Camtasia Studio by TechSmith Makes Screencasting Simple
If a picture is worth a thousand words, what’s the value of a video? As much as bloggers love to write, the best of the breed are willing to admit that certain situations call for more than sentences and paragraphs.
That’s where screencasting comes in, and a useful program like TechSmith’s Camtasia can make a technophobe look like the next Spielberg. OK, that might be a stretch, but if you’re looking to get the most out of your screencasts, here’s why I dig Camtasia.
First, why screencast? From e-learning to presentations, screencasting is a great way to demo your products and services. Camtasia offers a PowerPoint plug-in that turns your presentations into videos.
The tools give the ability to conduct basic audio and video editing without having to step into an Avid suite with an annoying (and unshowered) editor.
With the flick of your mouse you can record what is happening on your screen. Choose to record the entire screen or define a specific area.

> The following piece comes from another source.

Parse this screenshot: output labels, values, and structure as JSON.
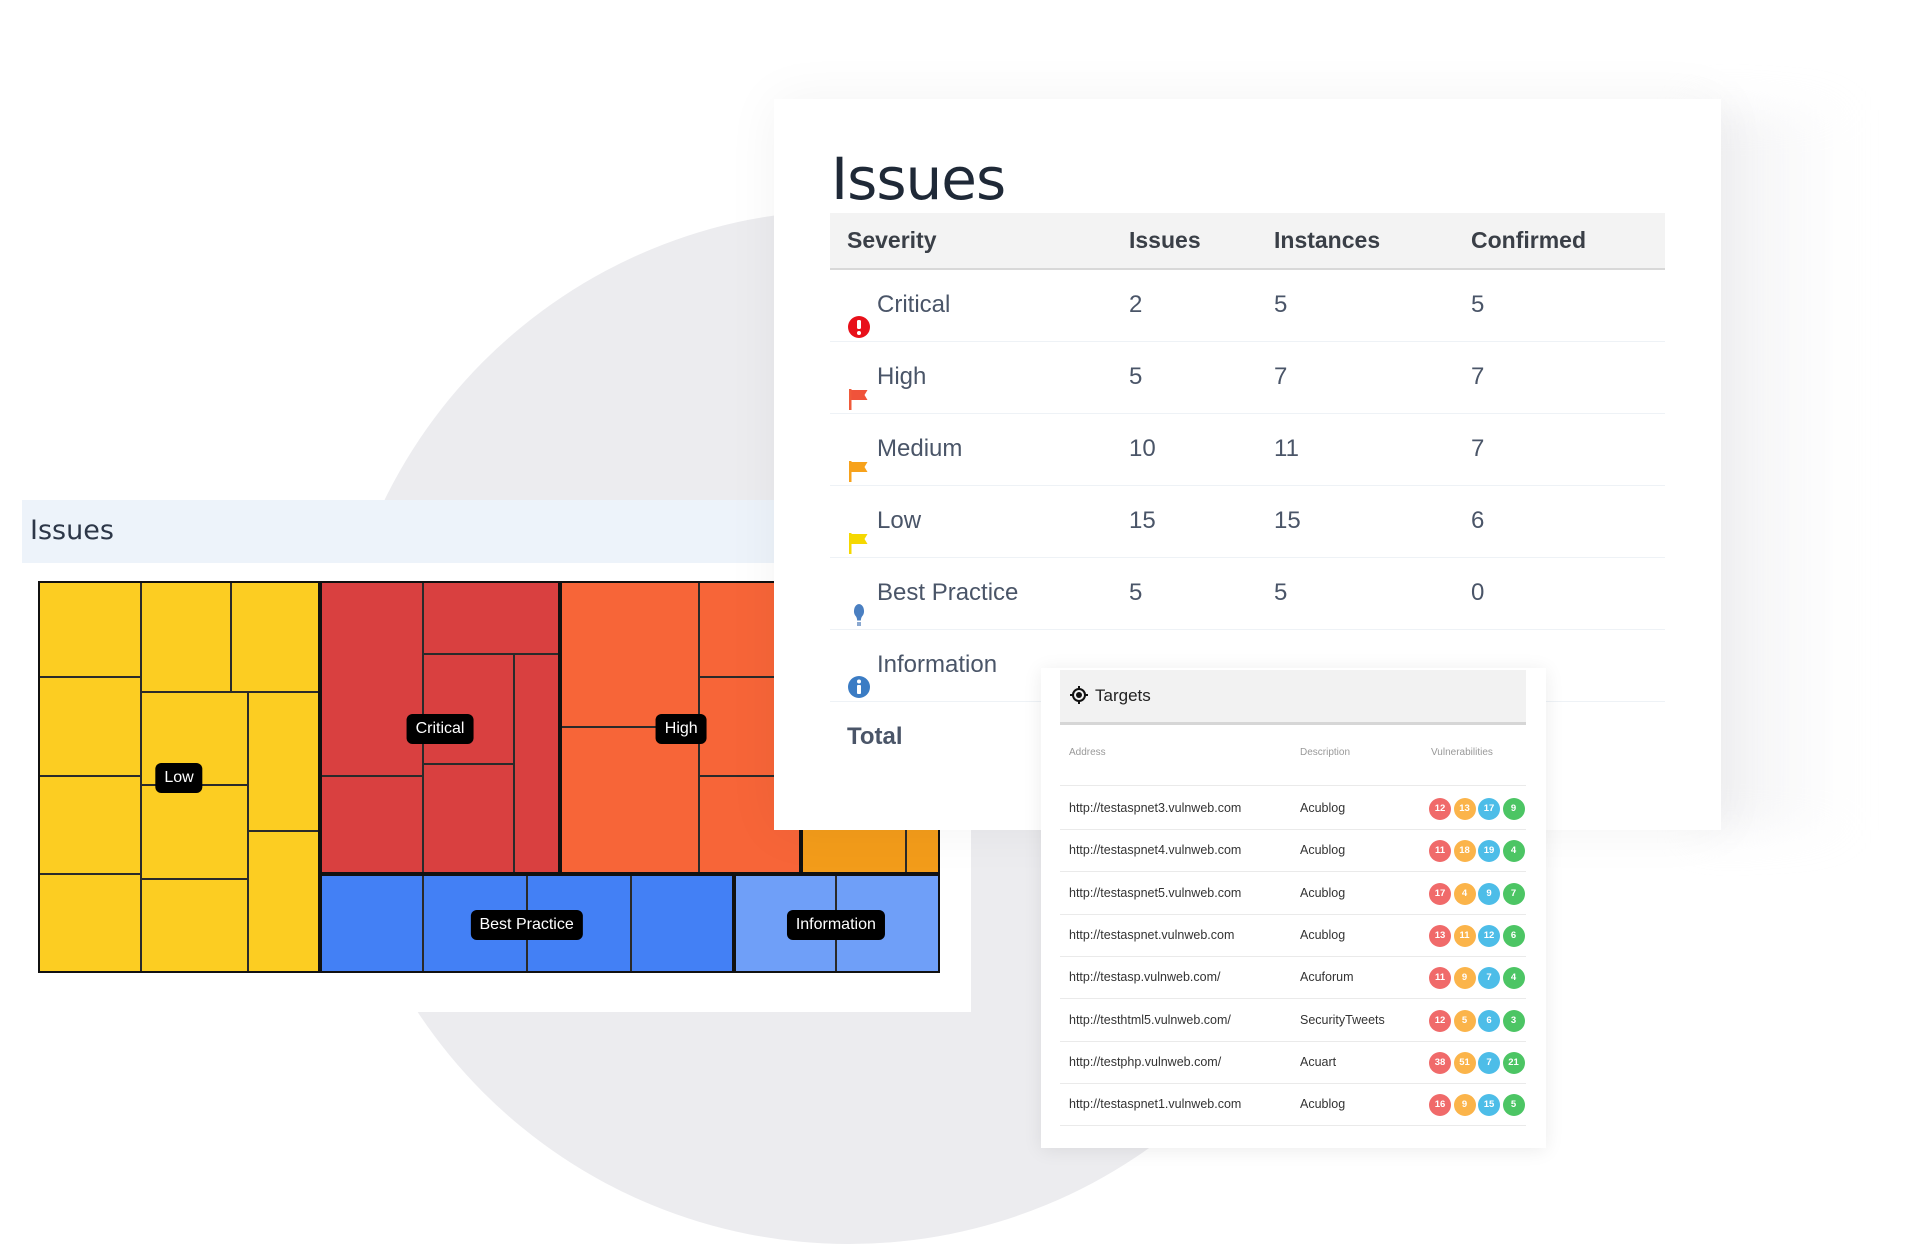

While I am impressed with the software, there is a bit of a learning curve. (As I’m sure you can tell from my quickie test below.) I purposely created the demo in one-take without ever having seen the software before. It’s a choppy job – but it did get done – and that gives me confidence that after a few more spins, I’ll have a good handle on Camtasia. There are also several screencast (shocker!) tutorials available.
After you record the actions on your screen, the video is inserted into the editor, where you can make changes, add transitions and effects, and insert music and other media. You can choose to import your own media or grab content from the pre-stocked library.
One of the cooler features is “sketch motion” which lets your mark up your screencast ala John Madden football telestrator style. Cool cursor effects allow you to put your mouse hand on steroids to make it more visible to viewers.
When your project is complete, choose the output dimensions (widescreen/HD options available) and hang tight as it renders. You can choose to size your screencast for the Web, mobile phones, or DVDs. There’s also a nifty one-touch function to send your screencast directly to YouTube.
A free 30-day trial should make a believer out of anyone, but the $299 price tag is sure to keep some frugal bloggers away.